Ne “Il malinteso”, primo romanzo di Irène Némirovsky, si notano già gli argomenti che vedremo poi ripresi ed espansi negli altri suoi romanzi: l'amore passionale, le donne e gli uomini che amano troppo, il rapporto madre/figlia, lo squilibrio tra condizione economica e stato sociale, le ambizioni sfrenate, le illusioni.
Al centro della storia c'è la passione tra Denise, giovane donna sposata ad un ricco faccendiere, ed Yves, trentenne scapolo, annoiato e deluso, che rimpiange le ricchezze ormai perdute a causa della prima guerra mondiale.
Denise, il cui matrimonio è divenuto pura routine, incontra casualmente l'affascinante Yves ed è subito attratta da lui, corrisposta. Lui è attento, premuroso e appassionato e Denise gli si abbandona, felice di ottenere finalmente ciò che non ha ancora avuto dal suo noioso matrimonio. Denise ama visceralmente, freme di far esplodere tutto l’ardore che ha nutrito a lungo. La noia è vinta dalla passione.
Purtroppo scopre presto che lui è un semplice impiegato. Lei conduce una vita agiata e oziosa, lui deve lavorare per vivere ma anche troppo orgoglioso per ammetterlo. Iniziano inevitabilmente i primi malumori.
Il fatto è che tra lei e lui c'è un abisso. Lei pensa solo all'amore, mentre lui deve guadagnarsi con fatica la pagnotta e comincia a pensare che lei sia un lusso difficile da mantenere:
"Con lei bisognerebbe essere sempre psicologicamente in smoking. E io ahimè non posso permettermelo..."
Denise non capisce che il suo amante la evita perché oppresso dalla mancanza di denaro e Yves non capisce l'inquietudine di Denise perché è immerso solo nei suoi problemi personali. Il contrasto tra i due è insanabile, perché il loro non è un rapporto. Non ha la consistenza di un rapporto. L'unica cosa che li unisce è la paura della solitudine.
"Per lei la vita era ormai un continuo aspettare. Oh, che atroce supplizio è amare! E perché poi? A legarla a lui non erano le sue carezze; il sesso le interessava poco, come alla maggior parte delle donne molto giovani, e tra le braccia di Yves non era quasi mai felice, sempre tormentata da un'angoscia indefinibile, logorante, sorda, come un malessere interiore di cui si percepisce la presenza senza conoscerne il nome."

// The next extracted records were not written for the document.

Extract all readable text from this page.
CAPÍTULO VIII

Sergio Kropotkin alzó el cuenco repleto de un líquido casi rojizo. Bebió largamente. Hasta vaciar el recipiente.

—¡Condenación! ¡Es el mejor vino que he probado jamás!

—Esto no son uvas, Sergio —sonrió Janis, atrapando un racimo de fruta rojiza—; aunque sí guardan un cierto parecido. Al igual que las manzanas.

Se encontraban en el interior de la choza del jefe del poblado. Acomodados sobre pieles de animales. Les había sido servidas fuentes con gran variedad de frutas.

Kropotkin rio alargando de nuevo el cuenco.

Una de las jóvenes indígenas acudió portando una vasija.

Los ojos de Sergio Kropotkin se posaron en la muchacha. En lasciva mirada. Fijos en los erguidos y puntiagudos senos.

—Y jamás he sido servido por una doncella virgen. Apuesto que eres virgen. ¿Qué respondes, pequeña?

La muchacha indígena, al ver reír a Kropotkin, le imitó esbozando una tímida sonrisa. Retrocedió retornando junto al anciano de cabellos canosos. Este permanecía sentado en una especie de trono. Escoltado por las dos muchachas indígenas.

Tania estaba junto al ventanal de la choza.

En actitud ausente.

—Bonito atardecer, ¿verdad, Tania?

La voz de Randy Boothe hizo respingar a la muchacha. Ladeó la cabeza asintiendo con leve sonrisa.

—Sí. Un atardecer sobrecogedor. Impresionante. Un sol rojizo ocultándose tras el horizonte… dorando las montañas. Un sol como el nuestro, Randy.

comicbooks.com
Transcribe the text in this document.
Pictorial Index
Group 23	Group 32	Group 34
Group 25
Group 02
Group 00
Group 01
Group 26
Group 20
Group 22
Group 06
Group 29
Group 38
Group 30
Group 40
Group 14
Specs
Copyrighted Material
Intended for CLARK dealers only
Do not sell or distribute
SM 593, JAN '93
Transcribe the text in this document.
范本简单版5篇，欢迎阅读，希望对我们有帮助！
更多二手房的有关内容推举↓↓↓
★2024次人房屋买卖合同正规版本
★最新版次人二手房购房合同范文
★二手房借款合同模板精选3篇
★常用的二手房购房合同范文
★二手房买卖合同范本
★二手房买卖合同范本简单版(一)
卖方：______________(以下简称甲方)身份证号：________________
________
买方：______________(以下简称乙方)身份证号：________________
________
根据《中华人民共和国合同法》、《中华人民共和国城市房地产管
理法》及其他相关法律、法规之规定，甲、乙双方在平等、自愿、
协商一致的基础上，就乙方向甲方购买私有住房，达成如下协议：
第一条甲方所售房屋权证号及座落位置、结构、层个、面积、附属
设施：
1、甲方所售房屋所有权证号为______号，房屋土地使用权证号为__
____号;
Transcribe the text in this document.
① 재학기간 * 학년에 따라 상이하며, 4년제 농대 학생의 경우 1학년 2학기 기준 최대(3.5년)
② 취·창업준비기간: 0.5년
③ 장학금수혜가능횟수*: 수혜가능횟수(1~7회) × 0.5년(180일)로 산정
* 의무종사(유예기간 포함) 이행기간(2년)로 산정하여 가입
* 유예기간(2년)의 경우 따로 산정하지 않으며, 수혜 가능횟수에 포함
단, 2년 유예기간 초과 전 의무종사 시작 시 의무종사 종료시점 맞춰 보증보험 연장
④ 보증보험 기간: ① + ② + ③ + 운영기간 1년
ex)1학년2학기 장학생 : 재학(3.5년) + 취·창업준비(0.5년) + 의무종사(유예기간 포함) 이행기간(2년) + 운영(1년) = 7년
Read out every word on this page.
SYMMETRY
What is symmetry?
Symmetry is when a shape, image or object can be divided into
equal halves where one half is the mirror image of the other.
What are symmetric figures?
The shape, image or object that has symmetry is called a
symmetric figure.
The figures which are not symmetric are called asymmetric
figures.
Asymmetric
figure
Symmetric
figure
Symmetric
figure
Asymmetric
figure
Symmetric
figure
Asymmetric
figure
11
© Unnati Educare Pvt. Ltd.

Denise vorrebbe l’estasi, il brio, l'impeto. Capisce invece poco a poco che tutto è stato un terribile malinteso; non c’è corrispondenza tra ciò che vorrebbe e ciò che Yves può darle. E la storia d'amore crolla in terribili silenzi senza alcuna possibilità di salvezza.
Il tutto condito dalla madre acefala di lei che per curare i mali d'amore della figlia le consiglia di cornificare l'amante. Visto che tanto l'aveva già fatto lei a suo tempo...
La Nemirovsky per me scrive bene. Ovviamente, come tutti gli scrittori ha qualche difetto, ma questi non ne inficiano il valore complessivo. E' in grado di scrivere a soli vent'anni un romanzo sull'amore con idee ben definite in merito alla psicologia di uomini e donne. Quante scrittrici dell'inizio del secolo scorso avrebbero potuto fare meglio?
Sicuramente ha una visione delle cose un po' stereotipata (e usa spesso frasi apodittiche...): gli uomini pensano solo agli affari, hanno paura a dire ti amo perché spaventati dall'amore, sono quasi sempre traditori e amano le cose materiali. L'amore sboccia in un luogo romantico con fremiti e poesia, diviene soffocante e sfiorisce nella vita di tutti i giorni ("Amare e non essere amato, essere a letto e non dormire, aspettare e non veder arrivare sono tre cose che fanno morire.”).
Sicuramente ha vent'anni ma scrive come se ne avesse il doppio.
Ma stiamo parlando di un libro scritto nel 1923 (quasi cento anni fa). Per intenderci Virginia Woolf scrisse i suoi primi libri nello stesso periodo. E non ricordo nello stesso periodo molte altre scrittrici...
Mi colpisce l’intensità delle emozioni descritte: l’amore struggente tra i due amanti, la loro passione sfrenata, il desiderio proibito di un incontro, l’ansia di un telefono che non squilla, l’angoscia e l’attesa del domani, il desiderio, il sogno di realizzazione, la frenesia dei gesti. E il tutto con una prosa superba, in modo lineare, senza sbavature, senza lungaggini.
Lo ritengo un libro molto interessante, nonostante tutto.